Vi è un ulteriore motivo per caldeggiare una agenda di diritti agganciati alla appartenenza alla Unione europea: il valore della laicità contro un uso retrogrado delle credenze religiose, volte a creare dipendenza soprattutto a carico delle donne, con la pericolosa tendenza a trasferire il dogma religioso nelle leggi dello Stato.

Nell’Unione europea, la laicità è stata considerata valore implicito indiscusso e condiviso.
La questione è stata affrontata esplicitamente in conclusione dei lavori della Carta dei diritti fondamentali: in quella occasione sono state respinte le pretese di inserire nel Preambolo il richiamo alle radici religiose della cultura europea e di limitare alcuni diritti in nome della visione cattolica della società.

Seguendo il pensiero del giurista S. Rodotà, possiamo concludere osservando che in un mondo globalizzato, retto da poteri economici transnazionali spesso feroci, aggrapparsi ai diritti, avanzare la pretesa alla generalizzazione delle loro espressioni più avanzate in termini di garanzie, come proclamate in Dichiarazioni universali, Costituzioni, Carte, Trattati, leggi nazionali, significa imboccare una via che consente misure di giustizia evolutiva per i soggetti tenuti a distanza rispetto ai luoghi del potere decisionale.
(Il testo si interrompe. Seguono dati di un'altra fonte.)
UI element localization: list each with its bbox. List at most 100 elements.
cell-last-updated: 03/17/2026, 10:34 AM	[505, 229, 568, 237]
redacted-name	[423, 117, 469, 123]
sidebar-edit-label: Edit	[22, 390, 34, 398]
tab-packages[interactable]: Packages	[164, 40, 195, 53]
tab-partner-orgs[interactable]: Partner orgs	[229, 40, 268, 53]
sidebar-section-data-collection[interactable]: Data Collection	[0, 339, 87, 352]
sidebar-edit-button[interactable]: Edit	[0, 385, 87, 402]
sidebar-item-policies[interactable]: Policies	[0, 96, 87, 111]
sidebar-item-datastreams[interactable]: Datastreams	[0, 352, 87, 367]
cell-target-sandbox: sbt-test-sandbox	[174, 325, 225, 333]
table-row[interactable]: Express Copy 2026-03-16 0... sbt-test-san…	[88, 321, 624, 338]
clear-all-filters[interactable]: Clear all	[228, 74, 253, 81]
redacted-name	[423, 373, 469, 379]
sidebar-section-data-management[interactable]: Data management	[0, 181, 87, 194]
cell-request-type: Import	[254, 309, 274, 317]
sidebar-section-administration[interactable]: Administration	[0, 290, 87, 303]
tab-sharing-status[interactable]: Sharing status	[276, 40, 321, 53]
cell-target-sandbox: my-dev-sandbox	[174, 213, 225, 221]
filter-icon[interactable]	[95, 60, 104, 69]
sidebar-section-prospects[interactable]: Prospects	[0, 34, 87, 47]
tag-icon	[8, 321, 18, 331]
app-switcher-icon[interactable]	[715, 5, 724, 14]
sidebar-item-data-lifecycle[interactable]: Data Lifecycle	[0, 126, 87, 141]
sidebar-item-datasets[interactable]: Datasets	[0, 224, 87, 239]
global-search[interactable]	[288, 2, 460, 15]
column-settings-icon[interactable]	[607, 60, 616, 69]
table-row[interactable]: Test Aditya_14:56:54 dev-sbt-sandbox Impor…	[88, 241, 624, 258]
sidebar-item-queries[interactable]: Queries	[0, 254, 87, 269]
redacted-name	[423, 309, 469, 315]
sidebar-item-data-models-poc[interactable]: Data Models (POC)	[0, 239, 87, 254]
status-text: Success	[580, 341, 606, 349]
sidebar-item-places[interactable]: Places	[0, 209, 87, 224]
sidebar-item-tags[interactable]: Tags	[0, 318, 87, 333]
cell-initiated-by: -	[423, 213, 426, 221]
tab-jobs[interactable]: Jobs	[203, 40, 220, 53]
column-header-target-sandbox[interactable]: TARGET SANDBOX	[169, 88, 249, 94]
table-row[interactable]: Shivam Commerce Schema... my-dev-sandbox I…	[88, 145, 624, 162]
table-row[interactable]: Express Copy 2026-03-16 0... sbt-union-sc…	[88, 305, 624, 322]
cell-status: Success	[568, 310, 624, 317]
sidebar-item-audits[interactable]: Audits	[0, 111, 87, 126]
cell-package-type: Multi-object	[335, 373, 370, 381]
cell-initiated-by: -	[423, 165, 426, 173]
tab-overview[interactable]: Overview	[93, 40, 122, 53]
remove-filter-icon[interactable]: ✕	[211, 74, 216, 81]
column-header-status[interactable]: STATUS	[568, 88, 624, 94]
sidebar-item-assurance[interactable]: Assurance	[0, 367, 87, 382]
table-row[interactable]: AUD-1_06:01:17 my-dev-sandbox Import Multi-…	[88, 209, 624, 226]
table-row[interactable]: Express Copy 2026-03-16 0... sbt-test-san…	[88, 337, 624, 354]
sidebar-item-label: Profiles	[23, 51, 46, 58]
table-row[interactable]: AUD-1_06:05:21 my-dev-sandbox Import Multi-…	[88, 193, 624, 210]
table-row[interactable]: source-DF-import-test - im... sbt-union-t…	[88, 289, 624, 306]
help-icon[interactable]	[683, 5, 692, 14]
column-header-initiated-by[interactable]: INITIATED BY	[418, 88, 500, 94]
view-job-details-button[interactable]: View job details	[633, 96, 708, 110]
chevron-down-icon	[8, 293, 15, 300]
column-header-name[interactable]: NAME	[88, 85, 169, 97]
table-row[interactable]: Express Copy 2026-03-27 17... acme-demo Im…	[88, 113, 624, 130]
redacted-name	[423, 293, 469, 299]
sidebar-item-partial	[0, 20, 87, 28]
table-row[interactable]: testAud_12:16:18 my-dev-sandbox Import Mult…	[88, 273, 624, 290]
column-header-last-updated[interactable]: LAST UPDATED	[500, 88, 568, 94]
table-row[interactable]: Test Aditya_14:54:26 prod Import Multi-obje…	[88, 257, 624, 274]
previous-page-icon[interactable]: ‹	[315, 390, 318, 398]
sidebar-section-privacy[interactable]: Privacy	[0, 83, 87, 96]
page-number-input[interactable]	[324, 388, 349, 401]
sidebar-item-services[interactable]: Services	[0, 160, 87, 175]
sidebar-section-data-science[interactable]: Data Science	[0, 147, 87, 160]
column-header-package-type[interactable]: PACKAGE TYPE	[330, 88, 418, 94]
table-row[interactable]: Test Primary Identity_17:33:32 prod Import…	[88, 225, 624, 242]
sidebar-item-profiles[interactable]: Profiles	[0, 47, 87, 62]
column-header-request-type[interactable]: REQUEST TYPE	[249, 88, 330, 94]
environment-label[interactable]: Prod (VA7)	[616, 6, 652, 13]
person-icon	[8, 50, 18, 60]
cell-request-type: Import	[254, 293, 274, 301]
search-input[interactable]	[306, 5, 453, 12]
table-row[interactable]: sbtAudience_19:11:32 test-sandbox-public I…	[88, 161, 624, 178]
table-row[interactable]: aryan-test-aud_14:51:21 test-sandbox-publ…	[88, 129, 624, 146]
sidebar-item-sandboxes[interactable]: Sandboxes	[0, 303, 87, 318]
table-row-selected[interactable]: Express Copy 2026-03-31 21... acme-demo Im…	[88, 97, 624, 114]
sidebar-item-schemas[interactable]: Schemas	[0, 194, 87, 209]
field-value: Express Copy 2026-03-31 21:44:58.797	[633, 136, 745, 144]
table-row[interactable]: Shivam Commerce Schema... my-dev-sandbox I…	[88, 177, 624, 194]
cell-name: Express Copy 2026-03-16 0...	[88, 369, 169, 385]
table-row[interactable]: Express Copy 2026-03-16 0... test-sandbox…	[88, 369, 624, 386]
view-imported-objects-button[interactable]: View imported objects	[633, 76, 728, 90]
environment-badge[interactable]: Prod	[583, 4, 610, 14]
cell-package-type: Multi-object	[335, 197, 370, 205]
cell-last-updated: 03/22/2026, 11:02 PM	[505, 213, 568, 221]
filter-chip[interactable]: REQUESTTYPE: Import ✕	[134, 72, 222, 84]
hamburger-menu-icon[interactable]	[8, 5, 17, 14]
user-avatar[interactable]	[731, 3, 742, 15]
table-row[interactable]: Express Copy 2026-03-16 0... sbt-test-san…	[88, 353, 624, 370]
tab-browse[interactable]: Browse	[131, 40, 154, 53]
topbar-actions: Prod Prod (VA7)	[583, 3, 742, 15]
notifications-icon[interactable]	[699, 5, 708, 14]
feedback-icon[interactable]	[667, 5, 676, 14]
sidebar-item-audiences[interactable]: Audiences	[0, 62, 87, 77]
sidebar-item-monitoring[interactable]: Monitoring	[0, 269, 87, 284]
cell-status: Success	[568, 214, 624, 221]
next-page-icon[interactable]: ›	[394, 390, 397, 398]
Significa collocare affermazioni di libertà individuale in un ottica che vede profilarsi all’orizzonte la ricostituzione di forme e contenuti di democrazia partecipata plurisessuata, oggi quasi completamente cancellata attraverso misure di totalitarismo patriarcale egocentrico, che sembra perseguire il fine di segregare l’altra in una periferia di umanità del tutto irrilevante.